只有薛菁瘫坐在地上,迷茫地低语:「心爱之人?他有心爱之人?」
我呸了她一口:「是,要不是你不要脸,柳姐姐才应该是我嫂子。你抢了她的心上人,还这么害她。都说医者拜药王,孙思邈大仙知道有你这种大夫,一定会惩罚你的。」
药王的惩罚在哪里不知道,可娘的惩罚很快就定了。
娘决定休了她,在战事结束以后。
她对哥哥说:「你的妻子将来是要做主母的,这样的品行绝对不行。你先安心去打仗,等你爹回来,我跟他谈。」
爹还在战场等他的粮草回去,没有什么事比守卫边疆更重要。
哥哥回潼城了,而薛菁,她被软禁了。
会用药做坏事的大夫太吓人,娘把她软禁在院子里,不准随意走动。
柳姐姐也窝在自己的小院里,专心绣嫁妆。
她跟哥哥有了肌肤之亲,若不是薛菁犯错,她只能委屈做妾。
现在,她可以等休妻之后名正言顺地嫁给哥哥。
我偶尔会去看看薛菁,我们虽然要休她,可休了之后也得把她好好送出去,不能让她在家里出意外。
起初她不说话,整个人都消瘦了,眼睛总是空荡荡不知道在看哪里。
有一日,她突然开口道:「那天师兄来看我,见我救了平生第一个病人,才高兴地嚷了出去。

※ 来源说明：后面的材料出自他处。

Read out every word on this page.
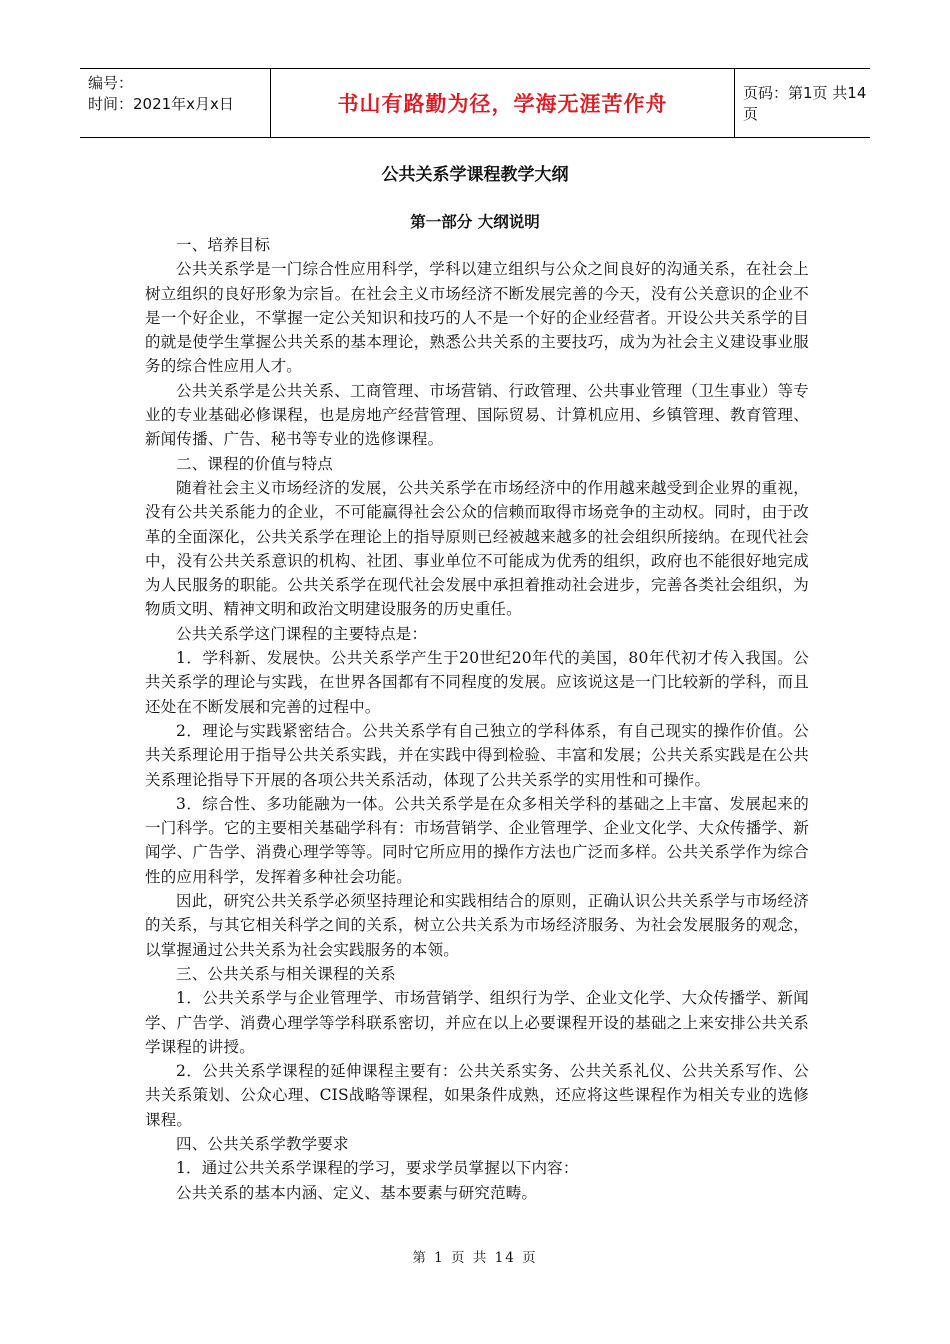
编号：
时间：2021年x月x日	书山有路勤为径，学海无涯苦作舟	页码：第1页 共14页
公共关系学课程教学大纲
第一部分 大纲说明

一、培养目标

公共关系学是一门综合性应用科学，学科以建立组织与公众之间良好的沟通关系，在社会上树立组织的良好形象为宗旨。在社会主义市场经济不断发展完善的今天，没有公关意识的企业不是一个好企业，不掌握一定公关知识和技巧的人不是一个好的企业经营者。开设公共关系学的目的就是使学生掌握公共关系的基本理论，熟悉公共关系的主要技巧，成为为社会主义建设事业服务的综合性应用人才。

公共关系学是公共关系、工商管理、市场营销、行政管理、公共事业管理（卫生事业）等专业的专业基础必修课程，也是房地产经营管理、国际贸易、计算机应用、乡镇管理、教育管理、新闻传播、广告、秘书等专业的选修课程。

二、课程的价值与特点

随着社会主义市场经济的发展，公共关系学在市场经济中的作用越来越受到企业界的重视，没有公共关系能力的企业，不可能赢得社会公众的信赖而取得市场竞争的主动权。同时，由于改革的全面深化，公共关系学在理论上的指导原则已经被越来越多的社会组织所接纳。在现代社会中，没有公共关系意识的机构、社团、事业单位不可能成为优秀的组织，政府也不能很好地完成为人民服务的职能。公共关系学在现代社会发展中承担着推动社会进步，完善各类社会组织，为物质文明、精神文明和政治文明建设服务的历史重任。

公共关系学这门课程的主要特点是：

1．学科新、发展快。公共关系学产生于20世纪20年代的美国，80年代初才传入我国。公共关系学的理论与实践，在世界各国都有不同程度的发展。应该说这是一门比较新的学科，而且还处在不断发展和完善的过程中。

2．理论与实践紧密结合。公共关系学有自己独立的学科体系，有自己现实的操作价值。公共关系理论用于指导公共关系实践，并在实践中得到检验、丰富和发展；公共关系实践是在公共关系理论指导下开展的各项公共关系活动，体现了公共关系学的实用性和可操作。

3．综合性、多功能融为一体。公共关系学是在众多相关学科的基础之上丰富、发展起来的一门科学。它的主要相关基础学科有：市场营销学、企业管理学、企业文化学、大众传播学、新闻学、广告学、消费心理学等等。同时它所应用的操作方法也广泛而多样。公共关系学作为综合性的应用科学，发挥着多种社会功能。

因此，研究公共关系学必须坚持理论和实践相结合的原则，正确认识公共关系学与市场经济的关系，与其它相关科学之间的关系，树立公共关系为市场经济服务、为社会发展服务的观念，以掌握通过公共关系为社会实践服务的本领。

三、公共关系与相关课程的关系

1．公共关系学与企业管理学、市场营销学、组织行为学、企业文化学、大众传播学、新闻学、广告学、消费心理学等学科联系密切，并应在以上必要课程开设的基础之上来安排公共关系学课程的讲授。

2．公共关系学课程的延伸课程主要有：公共关系实务、公共关系礼仪、公共关系写作、公共关系策划、公众心理、CIS战略等课程，如果条件成熟，还应将这些课程作为相关专业的选修课程。

四、公共关系学教学要求

1．通过公共关系学课程的学习，要求学员掌握以下内容：

公共关系的基本内涵、定义、基本要素与研究范畴。

第 1 页 共 14 页
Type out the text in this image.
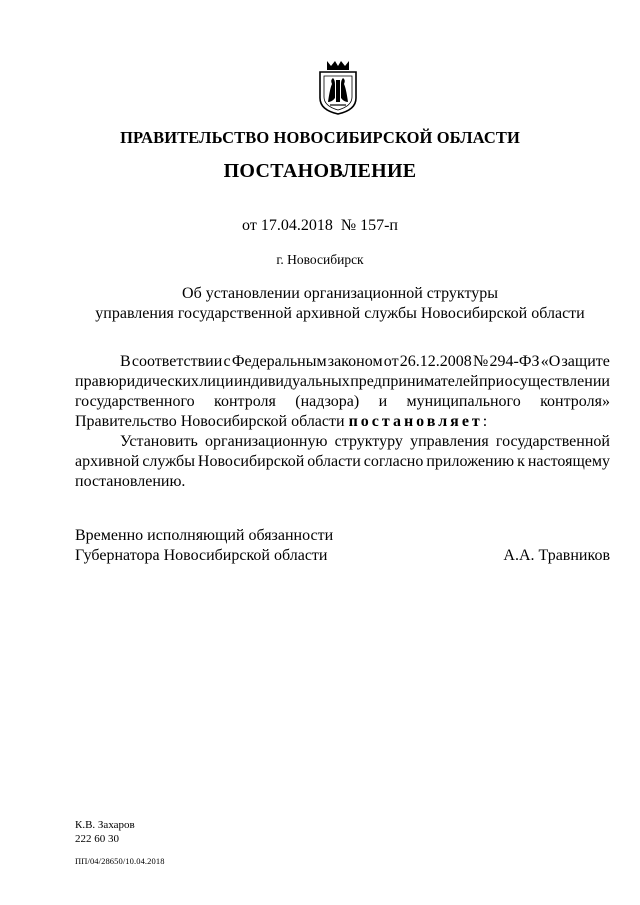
ПРАВИТЕЛЬСТВО НОВОСИБИРСКОЙ ОБЛАСТИ
ПОСТАНОВЛЕНИЕ
от 17.04.2018  № 157-п
г. Новосибирск
Об установлении организационной структуры
управления государственной архивной службы Новосибирской области
В соответствии с Федеральным законом от 26.12.2008 № 294-ФЗ «О защите
прав юридических лиц и индивидуальных предпринимателей при осуществлении
государственного контроля (надзора) и муниципального контроля»
Правительство Новосибирской области постановляет:
Установить организационную структуру управления государственной
архивной службы Новосибирской области согласно приложению к настоящему
постановлению.
Временно исполняющий обязанности
Губернатора Новосибирской области	А.А. Травников
К.В. Захаров
222 60 30
ПП/04/28650/10.04.2018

我明明问过他的,他心里有没有别人。他只要反问我一句,我就不会走入他跟柳姑娘之间。
在他眼中,我这个人,连让他多问一句都不配吗?」
她没有对着我或任何人说,她只是喃喃自语,用让人心酸的语调。
11
于是我也不再去看她,我不信她的话,可我怕自己耳根子软。
日子一天一天过,再听到消息,是从那些小丫鬟口中。
我院里的三等小丫鬟,手舞足蹈地夸张道:「少夫人那套针,定是神仙赐的,不管什么毛病,她刷刷刷扎两下,就给治好了。」
原来有个嬷嬷给薛菁送饭时发病,她三两下就治好了,这件事在下人里传开,很多丫鬟婆子暗地里都在找她看病。
我把这件事告诉娘,娘叹了口气:「也算积德的事情,就由着她去吧。只是你看着些,别让她再惹出事端。」
我偷偷去瞧了瞧。
薛菁还是很瘦,但她恢复了一点生气,对待每一个来找她的病人,都笑得温和。